Causer pays, for example, is based on following a linear dispatch from one point in time to another, but “in the beginning, all the engineers who did all the assessment on the power system always understood that you cannot do that perfectly,” she said.
All generators would have been slightly off because they would have been doing frequency control, she said.
However, “As we’ve progressed into the land of less engineering and more lawyering, you wind up with people reading the rules in a black-and-white manner, and not understanding there is a conflict between frequency control and energy dispatch.”
Summers claims this has led to synchronous plant owners opting to ignore frequency control and follow dispatch targets only. Matters are not being helped by the fact that recent years have seen the grid’s inertia being reduced as thermal plants are replaced by renewables.
In many ways, the FCAS rules are the opposite of what a grid planner would want under a transition to renewables. Even the gas turbines now being installed in South Australia are no longer able to ride through high rates of change of frequency, said Summers.
Australian energy market sources say the country’s National Energy Market (NEM) now has practically no primary frequency response, leading to load shedding and system oscillations as power stations hunt each other and try to restore stability.
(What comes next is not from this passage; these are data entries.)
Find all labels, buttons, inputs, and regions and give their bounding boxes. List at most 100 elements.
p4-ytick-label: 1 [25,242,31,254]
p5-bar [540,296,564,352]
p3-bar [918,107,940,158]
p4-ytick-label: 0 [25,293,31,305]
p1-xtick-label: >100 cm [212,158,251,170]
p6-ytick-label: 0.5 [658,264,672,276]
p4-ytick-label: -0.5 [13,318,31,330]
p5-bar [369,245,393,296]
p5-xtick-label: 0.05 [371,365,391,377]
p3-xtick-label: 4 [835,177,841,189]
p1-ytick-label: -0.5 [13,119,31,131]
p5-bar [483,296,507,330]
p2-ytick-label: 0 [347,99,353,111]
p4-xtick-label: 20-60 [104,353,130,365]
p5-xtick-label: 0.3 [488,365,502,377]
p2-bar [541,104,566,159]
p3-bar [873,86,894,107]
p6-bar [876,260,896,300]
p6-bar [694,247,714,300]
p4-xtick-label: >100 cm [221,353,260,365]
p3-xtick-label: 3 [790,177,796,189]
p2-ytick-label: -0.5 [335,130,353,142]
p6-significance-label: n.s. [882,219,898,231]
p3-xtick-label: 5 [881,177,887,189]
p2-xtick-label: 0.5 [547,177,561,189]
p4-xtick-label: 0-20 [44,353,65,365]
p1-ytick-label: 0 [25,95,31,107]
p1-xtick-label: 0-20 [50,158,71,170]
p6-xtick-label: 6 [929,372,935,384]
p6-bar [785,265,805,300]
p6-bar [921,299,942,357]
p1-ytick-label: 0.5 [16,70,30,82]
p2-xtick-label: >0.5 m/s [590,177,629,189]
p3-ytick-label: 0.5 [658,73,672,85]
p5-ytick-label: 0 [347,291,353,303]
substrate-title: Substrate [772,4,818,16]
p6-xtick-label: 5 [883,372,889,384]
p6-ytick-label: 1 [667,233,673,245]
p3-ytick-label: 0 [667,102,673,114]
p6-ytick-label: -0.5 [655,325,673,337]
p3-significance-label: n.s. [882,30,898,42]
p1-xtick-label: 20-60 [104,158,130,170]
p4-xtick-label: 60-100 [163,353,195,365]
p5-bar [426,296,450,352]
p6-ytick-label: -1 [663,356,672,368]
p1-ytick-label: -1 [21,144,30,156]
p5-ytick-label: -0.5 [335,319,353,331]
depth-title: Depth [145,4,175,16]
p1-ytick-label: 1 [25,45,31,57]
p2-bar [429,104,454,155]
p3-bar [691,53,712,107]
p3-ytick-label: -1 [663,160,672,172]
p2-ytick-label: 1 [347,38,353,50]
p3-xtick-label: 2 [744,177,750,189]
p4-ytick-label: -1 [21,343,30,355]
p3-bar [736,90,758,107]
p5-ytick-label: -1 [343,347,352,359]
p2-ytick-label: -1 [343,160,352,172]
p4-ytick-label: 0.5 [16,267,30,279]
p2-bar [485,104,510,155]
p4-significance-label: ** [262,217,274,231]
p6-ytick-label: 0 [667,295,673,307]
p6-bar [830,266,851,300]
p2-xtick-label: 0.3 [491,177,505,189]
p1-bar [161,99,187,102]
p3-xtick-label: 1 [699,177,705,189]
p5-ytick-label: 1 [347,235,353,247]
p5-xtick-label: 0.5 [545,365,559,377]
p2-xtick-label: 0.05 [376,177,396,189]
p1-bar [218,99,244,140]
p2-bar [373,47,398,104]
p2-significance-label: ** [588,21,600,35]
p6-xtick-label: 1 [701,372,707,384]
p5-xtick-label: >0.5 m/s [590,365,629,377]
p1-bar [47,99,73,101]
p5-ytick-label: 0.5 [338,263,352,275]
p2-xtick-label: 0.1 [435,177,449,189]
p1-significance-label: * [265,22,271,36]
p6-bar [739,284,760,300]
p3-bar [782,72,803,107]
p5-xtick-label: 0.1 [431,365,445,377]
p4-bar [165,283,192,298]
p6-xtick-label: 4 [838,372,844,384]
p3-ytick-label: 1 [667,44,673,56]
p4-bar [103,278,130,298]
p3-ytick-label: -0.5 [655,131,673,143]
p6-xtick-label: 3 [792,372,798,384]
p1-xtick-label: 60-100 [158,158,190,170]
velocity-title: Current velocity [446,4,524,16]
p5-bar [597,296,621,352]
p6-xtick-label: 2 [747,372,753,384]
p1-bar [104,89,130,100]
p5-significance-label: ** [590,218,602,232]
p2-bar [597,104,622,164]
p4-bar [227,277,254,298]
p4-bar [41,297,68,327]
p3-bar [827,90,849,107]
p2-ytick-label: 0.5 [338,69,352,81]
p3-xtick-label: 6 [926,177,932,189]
And there is concern that things could get worse, as was illustrated on Feb. 10, when the heat of Australia’s summer caused power consumption to peak in New South Wales.
At around 5 p.m., a 408-megawatt gas turbine failed in Tallawarra and cut the grid frequency to less than 49.85 hertz. For the next 7 minutes, the frequency oscillated madly as synchronous units on the grid tried to restore balance.
“In the fleet of synchronous units, some will be trying to dampen this and some will be getting excited by this mode,” wrote Summers in a submission to an inquiry into the licensing arrangements for generators by the Essential Services Commission of South Australia. “Just as the Tacoma bridge was destroyed by being excited by a natural frequency, so too the synchronous units can be damaged if this hunting behavior is allowed to persist.”
Overall, Summers told GTM: “It’s a recipe for disaster, which is why I’m raising the red flag.”
Fortunately, it seems the message is getting through to the Australian Energy Market Commission (AEMC), which, along with the Australian Energy Regulator, was set up in 2005 to replace NECA.
In March, the AEMC initiated a review of the frequency operating standard.
“This review will investigate the appropriateness of the settings in the standard, in light of the increasing proportion of non-synchronous generation in the NEM,” said Bronwyn Rosser, a communications specialist at the commission. “The AEMC is examining a range of mechanisms to provide the additional services required to manage changes in power system frequency caused by increasing non-synchronous generation.”
As part of the review, she said, AEMC is mulling the role of deadbands and automatic governor response in managing frequency in the NEM.
“The potential implications of the various mechanisms need to be carefully evaluated, in particular the consequences for existing FCAS markets,” Rosser told GTM.
The commission is also considering rule changes relevant to system security, including requests relating to the rate of change of frequency and system strength.
Grid stability isn't the only reason to act quickly. There's also a financial incentive. The cost of frequency regulation in Australia rose from AUD $5 million (USD $3.7 million) in 2014 to AUD $65 million (USD $48.7 million) in 2016.
At the same time, the share of non-synchronous renewable energy on the grid is growing daily. On April 25, South Australia logged an all-time daily record for wind output of more than 1.5 gigawatts.
Being able to accept such levels of production requires a stable grid. And that's something that Australia can't guarantee, according to experts.